One drink is defined as a regulation 12 oz beer or 6 ounces of wine or two ounces of hard liquor. If it is a high alcohol beer or wine or liquor, the amount is less.

It is NOT the liver doctors that have given us these numbers. It is the cardiologists, the heart doctors. One drink in women or two in men lowers blood pressure and in general, has good effects. Go over that daily and there is a rebound in blood pressure as the alcohol wears off. Alcohol works in the same way as benzodiazepines: it makes people less anxious and more relaxed and lowers inhibitions. Both alcohol and benzodiazepines are addictive for many people. That is, they develop tolerance, it takes more of the substance to have the same effects, more tolerance and then it takes more and more substance to try to feel half way normal.

Cardiologists qualify this recommendation as follows: there is no recommended daily amount of alcohol that is considered heart protective because there are too many alcoholics. The recommended daily amount of alcohol for an alcoholic is none. The recommended daily amount of alcohol for the general population is none.

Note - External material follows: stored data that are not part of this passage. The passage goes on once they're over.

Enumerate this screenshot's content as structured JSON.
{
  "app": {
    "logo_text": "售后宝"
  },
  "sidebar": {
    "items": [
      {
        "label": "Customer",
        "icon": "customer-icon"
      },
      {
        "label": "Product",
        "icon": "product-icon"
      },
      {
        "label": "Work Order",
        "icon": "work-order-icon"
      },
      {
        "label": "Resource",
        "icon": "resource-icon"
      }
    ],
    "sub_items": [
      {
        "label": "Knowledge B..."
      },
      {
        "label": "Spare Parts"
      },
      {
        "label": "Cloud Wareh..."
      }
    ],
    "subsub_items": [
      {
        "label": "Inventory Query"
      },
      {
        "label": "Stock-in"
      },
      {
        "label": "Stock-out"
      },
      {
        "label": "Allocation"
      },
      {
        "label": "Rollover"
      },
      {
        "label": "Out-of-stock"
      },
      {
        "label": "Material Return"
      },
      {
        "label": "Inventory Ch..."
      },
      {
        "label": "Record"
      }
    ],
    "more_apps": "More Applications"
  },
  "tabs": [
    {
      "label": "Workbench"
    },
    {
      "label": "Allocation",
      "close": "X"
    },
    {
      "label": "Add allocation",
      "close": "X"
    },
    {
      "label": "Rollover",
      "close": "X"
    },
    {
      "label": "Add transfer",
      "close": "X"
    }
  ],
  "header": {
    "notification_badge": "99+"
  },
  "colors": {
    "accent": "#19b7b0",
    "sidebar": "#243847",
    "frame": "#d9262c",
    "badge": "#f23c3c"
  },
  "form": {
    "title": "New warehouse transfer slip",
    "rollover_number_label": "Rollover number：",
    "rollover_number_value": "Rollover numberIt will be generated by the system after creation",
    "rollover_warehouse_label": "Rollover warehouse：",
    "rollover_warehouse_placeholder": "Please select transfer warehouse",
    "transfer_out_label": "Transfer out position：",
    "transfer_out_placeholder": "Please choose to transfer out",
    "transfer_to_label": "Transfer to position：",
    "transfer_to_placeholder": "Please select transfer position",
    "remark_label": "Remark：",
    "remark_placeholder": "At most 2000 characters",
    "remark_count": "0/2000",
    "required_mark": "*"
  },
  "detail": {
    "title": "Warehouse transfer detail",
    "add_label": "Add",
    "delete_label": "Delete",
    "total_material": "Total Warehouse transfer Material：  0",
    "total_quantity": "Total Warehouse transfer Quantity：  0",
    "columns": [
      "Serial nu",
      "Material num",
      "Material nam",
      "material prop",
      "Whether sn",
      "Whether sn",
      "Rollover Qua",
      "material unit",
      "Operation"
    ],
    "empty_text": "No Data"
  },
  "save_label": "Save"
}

Alcohol withdrawal can be very very dangerous medically. I think that the three most difficult things to quit are heroin (and all opiates), methamphetamines and cigarettes, but alcohol is more dangerous. In heroin withdrawal all of the pain receptors fire at once, so it is torture, but people don’t die. With serious alcohol withdrawal, the blood pressure skyrockets and the person can have seizures, a stroke, a heart attack, delerium tremens and can die. In the hospital, benzodiazepines are used to slow the withdrawal, replacing alcohol in a controlled manner.

Alcohol does more than affect the blood pressure. Over time, alcohol can damage the heart and lead to congestive heart failure.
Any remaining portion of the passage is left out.